Il monito di Berlusconi è per ora l’unica risposta agli attacchi di Di Maio contro le istituzioni rappresentative

Roma. “Mi raccomando, fate i bravi e sappiate distinguere chi è democratico da chi non conosce neppure l’Abc della democrazia, sarebbe l’ora di dirlo chiaramente a tutti gli italiani”. La frase di Silvio Berlusconi al termine del secondo giro di consultazioni dal presidente della Repubblica, è passato ormai quasi un mese, è stata percepita solo come il gran finale dello show – dopo la conta con le dita, le smorfie e i labiali – con cui il vecchio leone messo in un angolo ha tentato di riprendere la scena occupata dal nuovo leader Matteo Salvini rubando il microfono. E probabilmente era quello lo scopo, insieme all'obiettivo politico di far naufragare la possibile alleanza tra Lega e M5s. Ma dopo le recenti e gravi parole di Luigi Di Maio quell’ammonimento torna di attualità. “Quando una forza politica come la nostra che crede nella teoria della democrazia diretta condivide alcune regole della democrazia rappresentativa e riceve solo il due di picche – ha detto con nonchalance in tv intervistato da Lucia Annunziata a proposito dell’ipotesi di un governo tecnico –, il rischio è che una forza politica come la nostra cominci ad allontanarsi dalla democrazia rappresentativa.
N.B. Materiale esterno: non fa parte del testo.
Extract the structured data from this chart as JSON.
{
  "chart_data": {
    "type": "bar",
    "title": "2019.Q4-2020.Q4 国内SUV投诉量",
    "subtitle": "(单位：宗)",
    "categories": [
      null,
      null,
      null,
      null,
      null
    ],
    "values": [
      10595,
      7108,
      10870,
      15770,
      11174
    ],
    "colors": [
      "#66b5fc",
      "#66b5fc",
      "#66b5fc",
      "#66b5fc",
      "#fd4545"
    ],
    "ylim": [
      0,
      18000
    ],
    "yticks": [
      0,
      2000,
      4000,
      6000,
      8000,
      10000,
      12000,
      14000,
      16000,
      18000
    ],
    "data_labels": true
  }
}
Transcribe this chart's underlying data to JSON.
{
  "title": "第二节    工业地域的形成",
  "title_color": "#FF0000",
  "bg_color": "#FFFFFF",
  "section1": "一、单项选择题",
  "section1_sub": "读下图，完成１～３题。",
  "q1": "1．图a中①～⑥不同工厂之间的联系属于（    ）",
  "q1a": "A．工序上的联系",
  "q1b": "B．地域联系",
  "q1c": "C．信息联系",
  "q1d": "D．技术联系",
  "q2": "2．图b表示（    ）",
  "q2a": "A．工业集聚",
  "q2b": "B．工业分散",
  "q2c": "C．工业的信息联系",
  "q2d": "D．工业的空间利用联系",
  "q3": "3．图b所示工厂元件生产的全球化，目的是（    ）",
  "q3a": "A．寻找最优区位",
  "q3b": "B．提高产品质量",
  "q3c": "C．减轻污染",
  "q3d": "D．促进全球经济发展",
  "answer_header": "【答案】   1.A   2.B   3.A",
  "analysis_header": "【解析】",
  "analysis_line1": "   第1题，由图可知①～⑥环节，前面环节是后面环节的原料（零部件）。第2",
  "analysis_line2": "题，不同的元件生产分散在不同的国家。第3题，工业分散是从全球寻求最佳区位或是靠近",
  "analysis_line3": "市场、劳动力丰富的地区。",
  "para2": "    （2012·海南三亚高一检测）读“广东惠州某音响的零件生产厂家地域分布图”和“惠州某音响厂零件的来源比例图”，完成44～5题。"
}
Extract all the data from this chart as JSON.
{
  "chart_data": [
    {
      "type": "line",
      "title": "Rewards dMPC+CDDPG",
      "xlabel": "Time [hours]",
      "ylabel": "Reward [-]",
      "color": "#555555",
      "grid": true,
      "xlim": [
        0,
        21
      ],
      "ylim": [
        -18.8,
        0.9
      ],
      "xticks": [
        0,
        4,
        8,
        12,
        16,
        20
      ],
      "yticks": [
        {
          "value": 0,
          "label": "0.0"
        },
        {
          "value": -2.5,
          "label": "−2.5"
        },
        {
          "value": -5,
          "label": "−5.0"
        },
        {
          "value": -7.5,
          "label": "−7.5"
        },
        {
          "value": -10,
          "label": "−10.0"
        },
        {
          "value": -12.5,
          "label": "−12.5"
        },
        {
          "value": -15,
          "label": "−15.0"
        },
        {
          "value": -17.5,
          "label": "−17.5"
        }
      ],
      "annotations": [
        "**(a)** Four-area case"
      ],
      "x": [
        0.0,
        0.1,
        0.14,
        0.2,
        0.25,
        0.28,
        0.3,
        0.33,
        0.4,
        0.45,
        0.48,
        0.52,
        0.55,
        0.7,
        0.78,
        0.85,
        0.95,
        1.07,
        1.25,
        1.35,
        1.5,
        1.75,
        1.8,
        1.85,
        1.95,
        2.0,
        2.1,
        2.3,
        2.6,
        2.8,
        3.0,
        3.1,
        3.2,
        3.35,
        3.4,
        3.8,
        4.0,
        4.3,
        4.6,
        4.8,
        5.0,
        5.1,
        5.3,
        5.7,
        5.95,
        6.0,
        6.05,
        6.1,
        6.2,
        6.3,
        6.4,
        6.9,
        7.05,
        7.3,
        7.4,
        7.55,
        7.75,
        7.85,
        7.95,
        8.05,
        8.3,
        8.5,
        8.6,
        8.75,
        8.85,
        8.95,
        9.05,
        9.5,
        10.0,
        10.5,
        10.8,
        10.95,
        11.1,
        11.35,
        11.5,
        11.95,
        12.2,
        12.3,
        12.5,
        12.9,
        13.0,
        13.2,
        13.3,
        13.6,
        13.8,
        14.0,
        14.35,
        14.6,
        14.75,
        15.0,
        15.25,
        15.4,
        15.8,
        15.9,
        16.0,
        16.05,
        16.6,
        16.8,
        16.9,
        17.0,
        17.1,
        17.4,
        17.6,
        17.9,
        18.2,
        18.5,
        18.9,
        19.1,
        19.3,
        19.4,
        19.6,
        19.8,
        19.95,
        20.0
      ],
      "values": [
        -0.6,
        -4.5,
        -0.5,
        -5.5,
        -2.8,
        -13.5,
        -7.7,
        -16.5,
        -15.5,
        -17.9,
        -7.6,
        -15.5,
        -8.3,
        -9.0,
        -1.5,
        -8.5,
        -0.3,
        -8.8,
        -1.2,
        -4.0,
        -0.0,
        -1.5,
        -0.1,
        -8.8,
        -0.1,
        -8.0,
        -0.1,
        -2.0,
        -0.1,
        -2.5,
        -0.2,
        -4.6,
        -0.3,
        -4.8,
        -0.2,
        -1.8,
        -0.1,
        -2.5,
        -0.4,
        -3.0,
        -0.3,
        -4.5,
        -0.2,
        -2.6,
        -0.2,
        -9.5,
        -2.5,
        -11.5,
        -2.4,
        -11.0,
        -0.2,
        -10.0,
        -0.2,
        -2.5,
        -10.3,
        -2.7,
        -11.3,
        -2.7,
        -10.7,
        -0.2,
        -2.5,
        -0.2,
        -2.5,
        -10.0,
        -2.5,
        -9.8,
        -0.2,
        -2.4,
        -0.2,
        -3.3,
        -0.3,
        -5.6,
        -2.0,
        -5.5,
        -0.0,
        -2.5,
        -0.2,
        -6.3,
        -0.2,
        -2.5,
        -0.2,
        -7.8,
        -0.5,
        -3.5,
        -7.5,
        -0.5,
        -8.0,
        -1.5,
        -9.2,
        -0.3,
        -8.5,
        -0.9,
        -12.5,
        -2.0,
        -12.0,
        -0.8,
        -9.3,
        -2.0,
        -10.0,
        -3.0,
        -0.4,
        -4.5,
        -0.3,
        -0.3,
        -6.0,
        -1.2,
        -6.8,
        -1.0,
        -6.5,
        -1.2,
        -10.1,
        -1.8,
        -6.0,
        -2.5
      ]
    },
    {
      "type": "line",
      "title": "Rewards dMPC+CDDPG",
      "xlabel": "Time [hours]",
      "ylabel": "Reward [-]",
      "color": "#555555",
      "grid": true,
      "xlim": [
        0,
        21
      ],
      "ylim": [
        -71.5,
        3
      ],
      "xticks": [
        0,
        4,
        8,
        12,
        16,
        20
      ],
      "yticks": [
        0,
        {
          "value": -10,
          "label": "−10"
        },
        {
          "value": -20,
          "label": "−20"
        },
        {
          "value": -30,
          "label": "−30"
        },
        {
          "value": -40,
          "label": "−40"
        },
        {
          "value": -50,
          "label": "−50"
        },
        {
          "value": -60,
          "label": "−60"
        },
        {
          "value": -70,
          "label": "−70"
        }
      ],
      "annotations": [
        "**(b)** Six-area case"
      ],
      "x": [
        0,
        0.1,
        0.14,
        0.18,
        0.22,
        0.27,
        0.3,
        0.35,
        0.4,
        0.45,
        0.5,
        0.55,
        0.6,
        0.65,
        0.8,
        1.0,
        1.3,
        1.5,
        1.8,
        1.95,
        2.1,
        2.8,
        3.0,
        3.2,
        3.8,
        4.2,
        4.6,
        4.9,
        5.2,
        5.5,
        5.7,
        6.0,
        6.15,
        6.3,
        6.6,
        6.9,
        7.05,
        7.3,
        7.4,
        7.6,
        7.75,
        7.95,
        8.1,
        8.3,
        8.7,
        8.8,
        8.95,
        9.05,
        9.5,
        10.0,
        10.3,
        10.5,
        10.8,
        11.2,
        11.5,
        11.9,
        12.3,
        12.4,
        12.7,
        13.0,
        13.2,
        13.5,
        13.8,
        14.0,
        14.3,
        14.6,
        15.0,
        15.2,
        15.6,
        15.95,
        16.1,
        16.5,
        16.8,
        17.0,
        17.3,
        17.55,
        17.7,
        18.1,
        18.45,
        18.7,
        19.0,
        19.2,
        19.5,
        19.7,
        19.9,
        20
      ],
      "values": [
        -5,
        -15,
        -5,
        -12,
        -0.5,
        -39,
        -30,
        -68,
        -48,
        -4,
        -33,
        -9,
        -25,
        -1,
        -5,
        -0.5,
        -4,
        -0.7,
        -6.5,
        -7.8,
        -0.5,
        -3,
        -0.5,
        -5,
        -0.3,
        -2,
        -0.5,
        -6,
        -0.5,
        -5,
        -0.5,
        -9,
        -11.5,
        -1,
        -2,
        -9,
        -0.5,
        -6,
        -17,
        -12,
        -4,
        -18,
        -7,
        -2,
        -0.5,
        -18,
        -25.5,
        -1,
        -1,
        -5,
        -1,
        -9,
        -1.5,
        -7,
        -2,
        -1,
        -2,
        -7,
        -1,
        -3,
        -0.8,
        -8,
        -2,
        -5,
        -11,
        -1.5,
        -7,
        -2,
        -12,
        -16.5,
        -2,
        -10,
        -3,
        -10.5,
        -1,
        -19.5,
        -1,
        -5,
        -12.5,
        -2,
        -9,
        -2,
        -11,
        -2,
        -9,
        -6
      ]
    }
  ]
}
Io non minaccio nulla, ma c’è il rischio di azioni non democratiche”. Un attacco frontale alla democrazia rappresentativa, che è poi quella liberale e costituzionale, e un neppure tanto velato richiamo intimidatorio alla piazza e alla lotta politica extra e antiparlamentare.

  

La frase di Di Maio è stata preceduta da una strana allusione a una misteriosa “grande inchiesta” di cui ha appreso da incontri con le forze dell’ordine e arriva qualche giorno dopo un invito all’insorgenza contro un eventuale “governo del presidente”: “Se metteranno il presidente Mattarella nella condizione di individuare questo governo di tregua, gli altri partiti saranno stati dei traditori del popolo. Non esiste tregua nei confronti dei traditori del popolo, questo dev’essere chiaro”. Nessuna delle vestali della “Costituzione più bella del mondo” si è stracciata le vesti per il linguaggio da analfabeta della democrazia (Berlusconi dixit) e alle minacce alle istituzioni democratiche del capo politico del principale partito del paese. Silenzio. Anzi, no. Nei giorni scorsi Gustavo Zagrebelsky sul Fatto ha alzato un allarme per il comportamento “eversivo” di un politico, solo che il destinatario era Matteo Renzi, colpevole di aver rifiutato l’alleanza con il democraticissimo Di Maio: “L’aventinismo di Renzi, dal punto di vista del sistema proporzionale – ha detto Zagrebelsky al Fatto – è una testardaggine vagamente eversiva”. Ora, a parte che come ha spiegato uno storico del fascismo come Emilio Gentile – ma lo stesso potrebbero dire Francesco Perfetti o Giovanni Sabbatucci – paragonare i fatti di oggi alla secessione del 1924 dopo l’omicidio Matteotti è uno sproposito, anche offensivo, rispetto a personaggi dello spessore politico e morale di Filippo Turati e Giovanni Amendola. Ma è un paragone che non ha neppure un senso logico. Con la secessione dell’Aventino l’opposizione antifascista non riconobbe la legittimità del regime e decise di astenersi dai lavori parlamentari, l’esatto opposto del comportamento del Pd che invece ha dichiarato di voler fare opposizione parlamentare. Tra l’altro l’alternativa per gli aventiniani sarebbe tra la mobilitazione di piazza con gli scioperi generali e l’opposizione parlamentare legalitaria, non di certo una collaborazione con la maggioranza (all’epoca fascista), che invece nell’ottica di Zagrebelsky sembrerebbe la scelta democraticamente obbligata.

  

Insomma, mentre il leader del primo partito del paese, l’onorevole Di Maio, agita la piazza e minaccia Aventini veri contro un Parlamento democratico (e non fascista), le accuse di eversione piovono sulle minoranze che non vogliono aiutare chi attacca la democrazia rappresentativa a prendere il potere. Forse ha ragione Berlusconi, prima di parlare di “temi” e programmi, bisogna distinguere chi è democratico da chi non conosce neppure l’Abc della democrazia.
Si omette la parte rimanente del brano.